Body's "Power Station." Preoccupation with mental and nervous phenomena pervaded the surgeons' meeting. Many diseases which require knifing result from disordered nerves. But surgery may improve many nervous disorders. Dr. George Washington Crile has concentrated lately on the adrenal glands and their body influence. He considers the adrenals the "power station" of the sympathetic nervous system, the frontal lobe of the brain as the "slave driver." When the adrenals are over-busy they cause abnormal nervous excitation, abnormal palpitation of the heart ("soldiers' heart"), abnormal nervous fatigue, peptic ulcer, etc., etc. Dr. Crile is curing such ailments, he said, by disconnecting the adrenals' nerves, thus interrupting their powerful body control.

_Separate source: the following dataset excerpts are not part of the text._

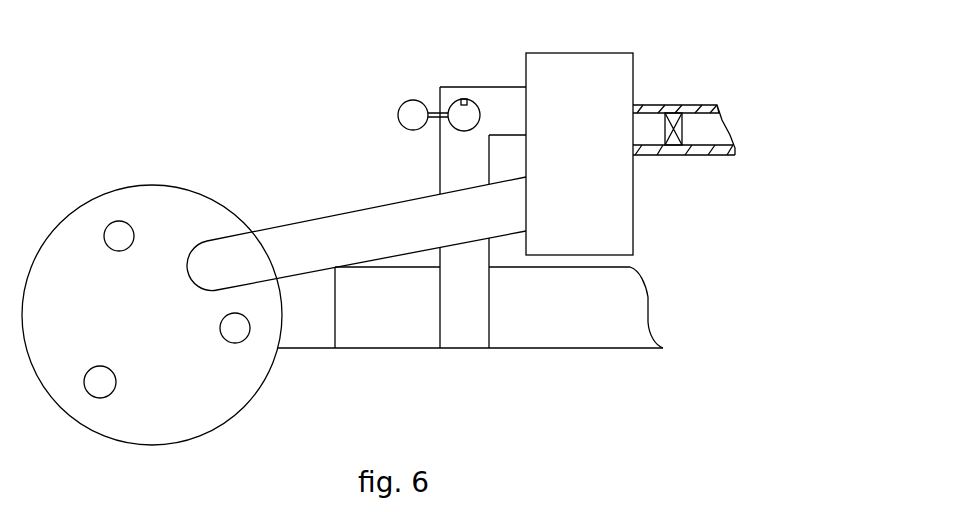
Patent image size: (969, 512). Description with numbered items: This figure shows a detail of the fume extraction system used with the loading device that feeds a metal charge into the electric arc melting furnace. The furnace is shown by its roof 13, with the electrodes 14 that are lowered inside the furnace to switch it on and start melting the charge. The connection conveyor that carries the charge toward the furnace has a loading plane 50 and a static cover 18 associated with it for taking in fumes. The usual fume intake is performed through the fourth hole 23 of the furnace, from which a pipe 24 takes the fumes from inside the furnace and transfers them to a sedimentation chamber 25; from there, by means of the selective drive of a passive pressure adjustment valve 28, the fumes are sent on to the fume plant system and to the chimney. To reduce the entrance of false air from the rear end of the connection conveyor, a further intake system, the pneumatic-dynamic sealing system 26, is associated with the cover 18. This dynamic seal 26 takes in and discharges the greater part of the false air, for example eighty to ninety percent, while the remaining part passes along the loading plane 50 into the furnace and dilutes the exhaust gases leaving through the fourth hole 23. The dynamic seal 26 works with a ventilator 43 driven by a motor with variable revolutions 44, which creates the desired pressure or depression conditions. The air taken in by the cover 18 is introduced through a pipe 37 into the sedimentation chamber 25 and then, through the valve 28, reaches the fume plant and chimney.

The roof 13 is at (187, 407).
The electrodes 14 is at (119, 232).
The static cover 18 is at (592, 330).
The fourth hole 23 is at (212, 257).
The pipe 24 is at (353, 225).
The sedimentation chamber 25 is at (617, 70).
The pneumatic-dynamic sealing system 26 is at (467, 330).
The passive pressure adjustment valve 28 is at (668, 145).
The pipe 37 is at (503, 105).
The ventilator 43 is at (460, 108).
The motor with variable revolutions 44 is at (405, 117).
The loading plane 50 is at (311, 333).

Social Medicine. The Congress proceedings began with an attack on State control of Medicine. Retiring President Miller instanced as a horrid example of such control the often poorly trained, politically ruled doctors who have jobs as coroners and health commissioners. The Congress ended with President James Rowland Angell of Yale declaring: "I am by no means unaware of the narrow-minded and exclusively self-seeking attitude of a good many practitioners who see in every social movement affecting medicine simply one more effort to rob them of a livelihood and forthwith devote all their energies to digging in where they are. Their position is like that of Labor, which has traditionally opposed all labor-saving machinery--and always in the long run, in vain. . . .

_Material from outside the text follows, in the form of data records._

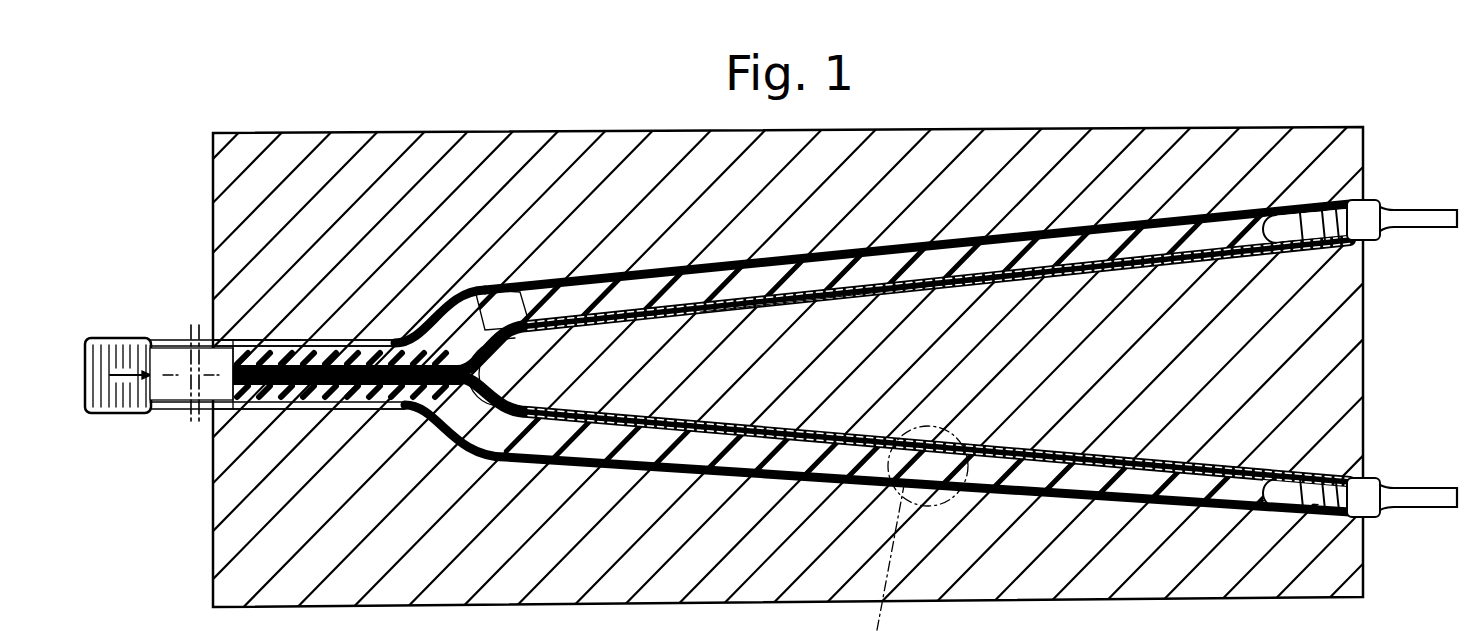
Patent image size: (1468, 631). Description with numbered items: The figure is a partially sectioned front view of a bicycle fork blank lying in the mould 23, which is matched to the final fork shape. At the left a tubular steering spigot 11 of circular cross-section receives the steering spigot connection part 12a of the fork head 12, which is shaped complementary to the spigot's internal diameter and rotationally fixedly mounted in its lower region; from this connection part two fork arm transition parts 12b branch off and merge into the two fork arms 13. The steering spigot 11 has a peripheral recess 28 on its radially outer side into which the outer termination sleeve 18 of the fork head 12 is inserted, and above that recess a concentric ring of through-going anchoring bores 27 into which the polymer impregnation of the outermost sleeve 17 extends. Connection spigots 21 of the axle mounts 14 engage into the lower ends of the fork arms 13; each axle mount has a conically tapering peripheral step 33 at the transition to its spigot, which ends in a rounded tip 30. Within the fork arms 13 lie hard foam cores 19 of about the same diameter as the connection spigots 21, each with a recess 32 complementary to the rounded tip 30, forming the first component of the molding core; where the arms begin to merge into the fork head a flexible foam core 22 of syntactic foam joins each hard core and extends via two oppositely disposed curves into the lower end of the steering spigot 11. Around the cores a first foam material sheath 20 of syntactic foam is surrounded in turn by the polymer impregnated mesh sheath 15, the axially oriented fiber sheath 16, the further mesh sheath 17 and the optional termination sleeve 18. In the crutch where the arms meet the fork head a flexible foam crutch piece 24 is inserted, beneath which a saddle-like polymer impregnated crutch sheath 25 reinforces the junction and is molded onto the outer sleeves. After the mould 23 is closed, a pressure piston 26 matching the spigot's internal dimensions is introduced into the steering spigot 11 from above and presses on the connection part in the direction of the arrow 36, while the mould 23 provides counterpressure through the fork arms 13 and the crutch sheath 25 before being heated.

The steering spigot 11 is at (147, 418).
The fork head 12 is at (408, 407).
The steering spigot connection part 12a is at (415, 309).
The fork arm transition parts 12b is at (482, 290).
The fork arms 13 is at (940, 243).
The axle mounts 14 is at (1387, 192).
The first polymer impregnated sheath 15 is at (658, 313).
The sheath 16 is at (939, 361).
The sheath 17 is at (939, 447).
The termination sleeve 18 is at (350, 343).
The hard foam cores 19 is at (888, 282).
The first foam material sheath 20 is at (840, 290).
The connection spigots 21 is at (1308, 203).
The flexible foam core 22 is at (518, 305).
The mould 23 is at (579, 574).
The flexible foam crutch piece 24 is at (491, 367).
The crutch sheath 25 is at (506, 387).
The pressure piston 26 is at (176, 346).
The anchoring bores 27 is at (298, 340).
The peripheral recess 28 is at (347, 409).
The rounded tip 30 is at (1266, 222).
The recess 32 is at (1265, 243).
The peripheral step 33 is at (1350, 230).
The arrow 36 is at (118, 373).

"[A new social] philosophy conceives the social order as under binding obligation to give its members wholesome conditions of life, protection from needless exposure, whether to climate or disease or moral depravity. It conceives human life as indisputably superior to money or physical property in any form, and it is disposed to suppress or radically modify any agency to practice which appears to be exploiting men for the promotion of merely financial and material gain."